Aspect-Based Sentiment Analysis for Future Tourism Experiences: A BERT-MoE Framework for Persian User Reviews
Hamidreza Kazemi Taskooh, Taha Zare Harofte
TL;DR
This paper tackles the lack of Persian ABSA for tourism by introducing a three-stage BERT–MoE framework with Top-K routing to efficiently extract sentiment at the aspect level across six tourism-related categories. It leverages a large, labeled Persian dataset from Jabama (58,473 reviews, with 9,558 used for initial BERT training) and achieves a weighted ABSA F1 of $90.6\%$, outperforming a dense BERT baseline ($89.25\%$) and a BERT+MoE+LoRA variant ($85.7\%$). The model employs a loss formulation combining cross-entropy, auxiliary load-balancing, and MSE regularization, with routing enhanced by Intra-GPU and Fill-in rectification to reduce routing collapse ($\text{COV}^2$ down to $0.0109$) and to achieve a $39\%$ reduction in GPU power consumption. This work provides a scalable, energy-efficient approach suitable for deployment on real-time tourism platforms and contributes an open Persian ABSA dataset to spur further multilingual NLP research in tourism.

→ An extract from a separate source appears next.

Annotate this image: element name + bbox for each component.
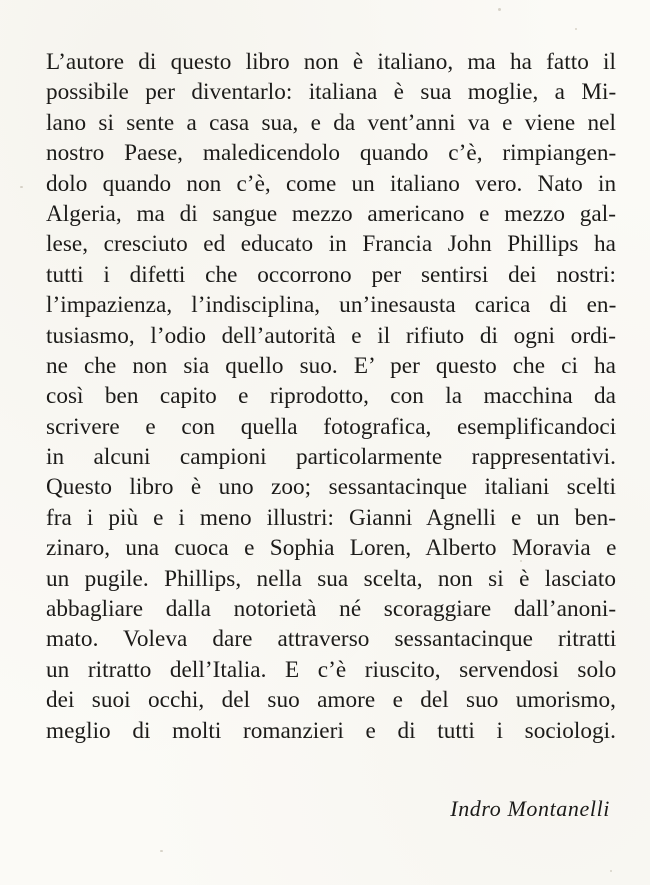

The results demonstrate strong ABSA performance in a low-resource language while addressing practical constraints like energy usage and model scalability.
Abstract
This study advances aspect-based sentiment analysis (ABSA) for Persian-language user reviews in the tourism domain, addressing challenges of low-resource languages. We propose a hybrid BERT-based model with Top-K routing and auxiliary losses to mitigate routing collapse and improve efficiency. The pipeline includes: (1) overall sentiment classification using BERT on 9,558 labeled reviews, (2) multi-label aspect extraction for six tourism-related aspects (host, price, location, amenities, cleanliness, connectivity), and (3) integrated ABSA with dynamic routing. The dataset consists of 58,473 preprocessed reviews from the Iranian accommodation platform Jabama, manually annotated for aspects and sentiments. The proposed model achieves a weighted F1-score of 90.6% for ABSA, outperforming baseline BERT (89.25%) and a standard hybrid approach (85.7%). Key efficiency gains include a 39% reduction in GPU power consumption compared to dense BERT, supporting sustainable AI deployment in alignment with UN SDGs 9 and 12. Analysis reveals high mention rates for cleanliness and amenities as critical aspects. This is the first ABSA study focused on Persian tourism reviews, and we release the annotated dataset to facilitate future multilingual NLP research in tourism.